Joon Lee


Living the Dream: Live with Joon Lee

Joon Lee’s under-the-radar “bit of this, bit of that” story is coming to an end. 

A month ahead of his first regional roadshow and six months after he set up shop in Seoul, Fox Networks Group’s (FNG) former executive vice president for North Asia and head of original productions for Mainland China is unveiling a co-ordinated plan that runs from creating original IP to a digital theme park project. 

Lee’s new outfit, LYD Networks, has also become a first port of call for international brands with North Asia ambitions, eager to tap the media solutions Lee has consolidated under V Plus E.NM. These include M&A activities, direct investment consultancy, channel distribution/content syndication/licensing and merchandising. 

V Plus, already the biggest agency for foreign media in terms of number of brands/channels it represents, has two subsidiaries – production house Studio LYD, which is wholly owned, and LYD Digital Space, in which the company has an equity investment. 

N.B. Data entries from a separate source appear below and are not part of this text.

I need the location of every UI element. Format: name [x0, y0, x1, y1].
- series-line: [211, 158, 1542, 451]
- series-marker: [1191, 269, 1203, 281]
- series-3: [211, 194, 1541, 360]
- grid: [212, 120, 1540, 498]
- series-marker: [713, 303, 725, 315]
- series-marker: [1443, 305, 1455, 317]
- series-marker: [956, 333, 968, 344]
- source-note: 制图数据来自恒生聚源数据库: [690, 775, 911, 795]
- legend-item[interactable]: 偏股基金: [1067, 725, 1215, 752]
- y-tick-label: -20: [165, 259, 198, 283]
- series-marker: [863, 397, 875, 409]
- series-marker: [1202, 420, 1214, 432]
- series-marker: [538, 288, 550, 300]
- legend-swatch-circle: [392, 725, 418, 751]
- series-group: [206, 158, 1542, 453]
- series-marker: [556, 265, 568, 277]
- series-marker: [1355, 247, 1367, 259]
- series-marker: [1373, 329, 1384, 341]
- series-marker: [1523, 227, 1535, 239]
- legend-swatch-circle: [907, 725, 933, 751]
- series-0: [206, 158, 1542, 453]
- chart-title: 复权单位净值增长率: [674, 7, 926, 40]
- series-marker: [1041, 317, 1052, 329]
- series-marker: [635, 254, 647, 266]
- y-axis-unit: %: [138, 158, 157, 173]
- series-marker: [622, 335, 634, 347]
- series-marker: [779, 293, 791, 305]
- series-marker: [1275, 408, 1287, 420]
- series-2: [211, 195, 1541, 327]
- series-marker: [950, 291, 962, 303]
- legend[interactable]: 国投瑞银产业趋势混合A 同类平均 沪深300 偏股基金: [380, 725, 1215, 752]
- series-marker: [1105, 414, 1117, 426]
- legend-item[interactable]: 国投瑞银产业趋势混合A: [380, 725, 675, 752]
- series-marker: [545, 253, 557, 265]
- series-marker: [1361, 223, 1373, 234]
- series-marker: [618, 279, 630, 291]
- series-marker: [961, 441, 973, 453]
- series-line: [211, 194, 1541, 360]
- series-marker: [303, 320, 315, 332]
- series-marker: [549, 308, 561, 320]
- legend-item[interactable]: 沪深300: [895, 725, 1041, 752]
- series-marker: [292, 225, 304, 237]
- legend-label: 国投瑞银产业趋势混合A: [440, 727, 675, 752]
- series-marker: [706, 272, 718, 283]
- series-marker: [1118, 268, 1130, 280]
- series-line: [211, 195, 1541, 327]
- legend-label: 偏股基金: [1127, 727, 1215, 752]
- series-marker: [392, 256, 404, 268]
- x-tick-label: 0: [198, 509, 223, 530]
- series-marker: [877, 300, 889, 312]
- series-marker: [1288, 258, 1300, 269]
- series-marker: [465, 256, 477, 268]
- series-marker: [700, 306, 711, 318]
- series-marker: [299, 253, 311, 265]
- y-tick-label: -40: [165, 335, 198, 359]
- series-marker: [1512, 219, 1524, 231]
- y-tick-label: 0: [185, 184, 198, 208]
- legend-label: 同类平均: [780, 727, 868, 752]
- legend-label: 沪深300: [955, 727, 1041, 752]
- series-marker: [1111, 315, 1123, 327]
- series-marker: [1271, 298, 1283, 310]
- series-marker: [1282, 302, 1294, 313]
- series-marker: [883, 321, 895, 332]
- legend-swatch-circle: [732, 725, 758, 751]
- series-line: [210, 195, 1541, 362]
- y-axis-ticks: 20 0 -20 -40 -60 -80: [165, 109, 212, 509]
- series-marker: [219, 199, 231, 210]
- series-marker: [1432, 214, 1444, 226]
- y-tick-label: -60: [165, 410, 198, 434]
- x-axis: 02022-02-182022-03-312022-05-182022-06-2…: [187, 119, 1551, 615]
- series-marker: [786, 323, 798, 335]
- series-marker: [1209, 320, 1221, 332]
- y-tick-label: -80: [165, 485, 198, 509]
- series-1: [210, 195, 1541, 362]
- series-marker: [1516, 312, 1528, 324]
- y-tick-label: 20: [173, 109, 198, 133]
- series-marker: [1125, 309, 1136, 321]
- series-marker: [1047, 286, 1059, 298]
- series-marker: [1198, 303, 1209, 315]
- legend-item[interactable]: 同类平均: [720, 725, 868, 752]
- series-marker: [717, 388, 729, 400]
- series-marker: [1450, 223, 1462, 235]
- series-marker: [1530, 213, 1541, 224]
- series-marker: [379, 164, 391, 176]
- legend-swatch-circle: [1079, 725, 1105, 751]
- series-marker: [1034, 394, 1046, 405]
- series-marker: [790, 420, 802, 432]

Studio LYD specialises in producing Korean dramas and movies with international IP/formats, and is in discussion to expand this to partnerships that will co-develop and co-produce unscripted content.

Three Korean drama projects based on international formats/IP are already in production. One of these is scheduled to start shooting in early 2017. Details remain under wraps for the moment, but could be announced as early as mid-November.   

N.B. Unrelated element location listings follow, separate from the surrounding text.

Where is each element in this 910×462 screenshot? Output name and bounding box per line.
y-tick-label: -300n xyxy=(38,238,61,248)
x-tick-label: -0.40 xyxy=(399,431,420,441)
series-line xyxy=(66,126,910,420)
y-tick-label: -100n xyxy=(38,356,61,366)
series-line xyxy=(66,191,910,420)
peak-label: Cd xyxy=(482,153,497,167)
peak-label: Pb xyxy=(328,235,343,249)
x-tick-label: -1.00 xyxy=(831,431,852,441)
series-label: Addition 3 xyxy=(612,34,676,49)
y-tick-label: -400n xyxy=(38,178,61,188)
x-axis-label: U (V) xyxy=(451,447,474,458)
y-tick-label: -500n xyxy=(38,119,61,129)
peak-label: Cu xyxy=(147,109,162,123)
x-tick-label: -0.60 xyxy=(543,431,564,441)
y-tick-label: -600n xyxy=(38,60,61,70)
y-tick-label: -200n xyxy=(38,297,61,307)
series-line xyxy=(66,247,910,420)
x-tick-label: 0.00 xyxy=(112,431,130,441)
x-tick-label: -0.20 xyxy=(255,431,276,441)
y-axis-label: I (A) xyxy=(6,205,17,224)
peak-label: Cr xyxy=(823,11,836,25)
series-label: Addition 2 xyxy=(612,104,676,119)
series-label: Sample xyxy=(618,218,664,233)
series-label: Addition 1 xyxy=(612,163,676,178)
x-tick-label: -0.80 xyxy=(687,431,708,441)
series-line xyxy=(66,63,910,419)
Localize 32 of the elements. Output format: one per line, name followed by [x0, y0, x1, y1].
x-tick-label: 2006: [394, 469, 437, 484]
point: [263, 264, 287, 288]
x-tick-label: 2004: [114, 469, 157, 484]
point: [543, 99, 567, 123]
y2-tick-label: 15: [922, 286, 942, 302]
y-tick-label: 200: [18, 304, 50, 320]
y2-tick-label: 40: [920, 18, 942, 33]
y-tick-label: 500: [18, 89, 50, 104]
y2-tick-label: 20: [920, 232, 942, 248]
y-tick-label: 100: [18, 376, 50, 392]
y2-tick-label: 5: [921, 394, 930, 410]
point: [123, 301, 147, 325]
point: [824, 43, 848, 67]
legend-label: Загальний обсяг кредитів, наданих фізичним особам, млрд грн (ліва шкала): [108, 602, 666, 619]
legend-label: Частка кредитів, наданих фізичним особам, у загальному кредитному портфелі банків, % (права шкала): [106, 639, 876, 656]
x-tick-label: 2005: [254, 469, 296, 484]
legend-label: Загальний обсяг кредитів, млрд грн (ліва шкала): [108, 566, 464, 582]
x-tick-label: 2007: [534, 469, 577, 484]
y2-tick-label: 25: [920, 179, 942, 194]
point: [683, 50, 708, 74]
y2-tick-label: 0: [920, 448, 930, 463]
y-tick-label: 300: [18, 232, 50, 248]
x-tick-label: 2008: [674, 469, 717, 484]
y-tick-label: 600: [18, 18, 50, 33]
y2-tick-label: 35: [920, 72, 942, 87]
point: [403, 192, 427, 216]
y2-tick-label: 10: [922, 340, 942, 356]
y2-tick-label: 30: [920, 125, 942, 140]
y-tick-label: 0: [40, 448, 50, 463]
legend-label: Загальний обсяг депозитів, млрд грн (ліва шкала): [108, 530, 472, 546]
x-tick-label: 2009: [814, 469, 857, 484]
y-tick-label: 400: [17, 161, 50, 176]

Lee is also developing original IP with partners gathered under the LYD Alliance, which includes Sun Hee Kim's Aftertoon, Fingerprint and Sun Moon Creative. 

LYD Digital Space is a partnership between V Plus and JS Kim, the former CEO of CJ E&M and KT Media Hub. The company specialises in developing digital experiences, and is  currently working on a digital theme park project in Oppo (near Seoul), Korea. 

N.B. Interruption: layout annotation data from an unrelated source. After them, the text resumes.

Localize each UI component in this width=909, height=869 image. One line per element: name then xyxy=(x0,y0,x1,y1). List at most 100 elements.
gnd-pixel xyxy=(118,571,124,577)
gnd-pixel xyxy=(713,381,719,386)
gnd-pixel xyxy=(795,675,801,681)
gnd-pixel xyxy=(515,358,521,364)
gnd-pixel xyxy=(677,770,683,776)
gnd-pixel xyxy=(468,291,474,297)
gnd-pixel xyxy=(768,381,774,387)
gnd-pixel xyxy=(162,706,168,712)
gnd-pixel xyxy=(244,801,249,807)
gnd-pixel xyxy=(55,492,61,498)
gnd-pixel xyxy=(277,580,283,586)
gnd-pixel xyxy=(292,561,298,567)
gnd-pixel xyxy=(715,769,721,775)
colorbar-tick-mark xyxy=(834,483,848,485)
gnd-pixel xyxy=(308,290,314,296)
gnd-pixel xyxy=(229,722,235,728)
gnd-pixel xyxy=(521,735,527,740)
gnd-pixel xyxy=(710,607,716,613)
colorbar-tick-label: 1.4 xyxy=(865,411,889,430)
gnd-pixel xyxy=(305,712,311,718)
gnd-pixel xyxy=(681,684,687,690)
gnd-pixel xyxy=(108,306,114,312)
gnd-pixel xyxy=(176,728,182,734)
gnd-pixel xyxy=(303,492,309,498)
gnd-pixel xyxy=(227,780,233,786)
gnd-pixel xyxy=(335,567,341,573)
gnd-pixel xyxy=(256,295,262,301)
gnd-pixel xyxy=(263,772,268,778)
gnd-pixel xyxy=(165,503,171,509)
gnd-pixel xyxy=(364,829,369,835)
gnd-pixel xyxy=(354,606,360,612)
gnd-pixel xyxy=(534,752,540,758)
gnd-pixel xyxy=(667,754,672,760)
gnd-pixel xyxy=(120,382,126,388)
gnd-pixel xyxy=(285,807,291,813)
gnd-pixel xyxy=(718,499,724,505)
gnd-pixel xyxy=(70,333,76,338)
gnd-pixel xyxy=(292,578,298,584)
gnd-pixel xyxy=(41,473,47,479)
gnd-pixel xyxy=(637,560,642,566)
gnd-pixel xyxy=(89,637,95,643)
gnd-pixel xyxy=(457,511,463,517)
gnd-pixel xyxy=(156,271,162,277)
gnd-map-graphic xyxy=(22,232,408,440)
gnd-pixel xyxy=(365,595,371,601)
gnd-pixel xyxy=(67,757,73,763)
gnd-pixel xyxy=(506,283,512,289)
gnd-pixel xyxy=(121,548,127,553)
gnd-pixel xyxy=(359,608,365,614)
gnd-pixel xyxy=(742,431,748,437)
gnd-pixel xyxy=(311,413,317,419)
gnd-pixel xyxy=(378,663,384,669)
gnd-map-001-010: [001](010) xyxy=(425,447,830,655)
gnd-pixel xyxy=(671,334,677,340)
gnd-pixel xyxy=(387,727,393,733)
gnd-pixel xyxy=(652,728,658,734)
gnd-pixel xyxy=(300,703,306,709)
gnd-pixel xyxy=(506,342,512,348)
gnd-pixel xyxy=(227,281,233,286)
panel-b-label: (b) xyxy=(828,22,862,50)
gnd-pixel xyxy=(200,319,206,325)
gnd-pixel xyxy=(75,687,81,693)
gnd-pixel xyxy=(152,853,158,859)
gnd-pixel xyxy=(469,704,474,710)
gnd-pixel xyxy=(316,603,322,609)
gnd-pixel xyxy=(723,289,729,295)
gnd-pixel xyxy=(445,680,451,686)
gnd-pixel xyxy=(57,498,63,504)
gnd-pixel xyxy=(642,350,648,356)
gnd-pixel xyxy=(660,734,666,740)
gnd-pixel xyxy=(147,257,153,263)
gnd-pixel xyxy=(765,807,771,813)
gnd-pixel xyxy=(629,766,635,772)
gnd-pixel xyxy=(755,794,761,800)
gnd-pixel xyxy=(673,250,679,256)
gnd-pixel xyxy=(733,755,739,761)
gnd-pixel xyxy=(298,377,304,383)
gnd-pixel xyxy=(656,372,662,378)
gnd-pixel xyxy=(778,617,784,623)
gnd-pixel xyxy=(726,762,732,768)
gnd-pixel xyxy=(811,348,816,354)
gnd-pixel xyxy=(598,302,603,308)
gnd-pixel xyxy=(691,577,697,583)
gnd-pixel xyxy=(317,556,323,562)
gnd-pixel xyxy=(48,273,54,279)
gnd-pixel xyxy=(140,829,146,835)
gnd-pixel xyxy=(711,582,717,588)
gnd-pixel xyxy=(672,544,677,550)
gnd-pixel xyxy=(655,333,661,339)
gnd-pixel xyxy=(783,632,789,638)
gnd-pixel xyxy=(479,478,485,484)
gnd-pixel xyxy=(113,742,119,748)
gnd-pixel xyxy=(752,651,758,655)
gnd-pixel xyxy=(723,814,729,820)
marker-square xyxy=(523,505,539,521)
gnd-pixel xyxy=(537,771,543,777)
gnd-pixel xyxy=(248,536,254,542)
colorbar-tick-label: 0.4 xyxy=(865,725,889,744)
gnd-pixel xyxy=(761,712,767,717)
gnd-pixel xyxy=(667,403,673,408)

"Basically, we convert TV content into a fully enhanced five-senses experience via digital technologies such as VR, 3D, hologram, games, etc. in an analogue space," Lee says. 

While Korean content co-production/co-development is a top trend in Asia, Lee says the focus on China is cooling because of political issues between the two countries. "This will lead Korean companies to look for new opportunities," Lee says, predicting more more activity in other parts of Asia as well as within Korea.

The challenges, for companies that have ventures down this path, are already well known, and Lee highlights the ongoing learning curve. 

"There are significant gaps in production culture and EQ between the Korean system and others," he says.  

For Korean companies, the priority is new revenue streams from new markets, and a dilution of their overwhelming focus on China.

The need to replace dwindling China investment, which could carry on through 2017, has already started to drive global expansion and is, perhaps, the most significant change in Korea's approach to the international market in the past year.    

"Korean companies are definitely looking for the new revenue streams by tapping into new markets (as the China opportunity is being restricted for the moment)," Lee says. 

"In addition, major Korean rights holders have been actively engaging with both international and regional studios and broadcasters to export/co-develop their IPs/formats. They have made visible progress, although it's not yet massive," he adds. 

International content brands are also adjusting their tactics, realising the challenges involved in distributing finished foreign content in Korea, where demand is overwhelmingly local or for Hollywood studio blockbusters.  

Against a backdrop of high demand for local shows, Lee says international players "see growing opportunities and potential in working with Korean companies to create content in their own markets or within Korea". 

Lee says previous attempts at adapting Korean IP/formats, including feature films, for international markets worked to some extent, "but the real success is yet to come".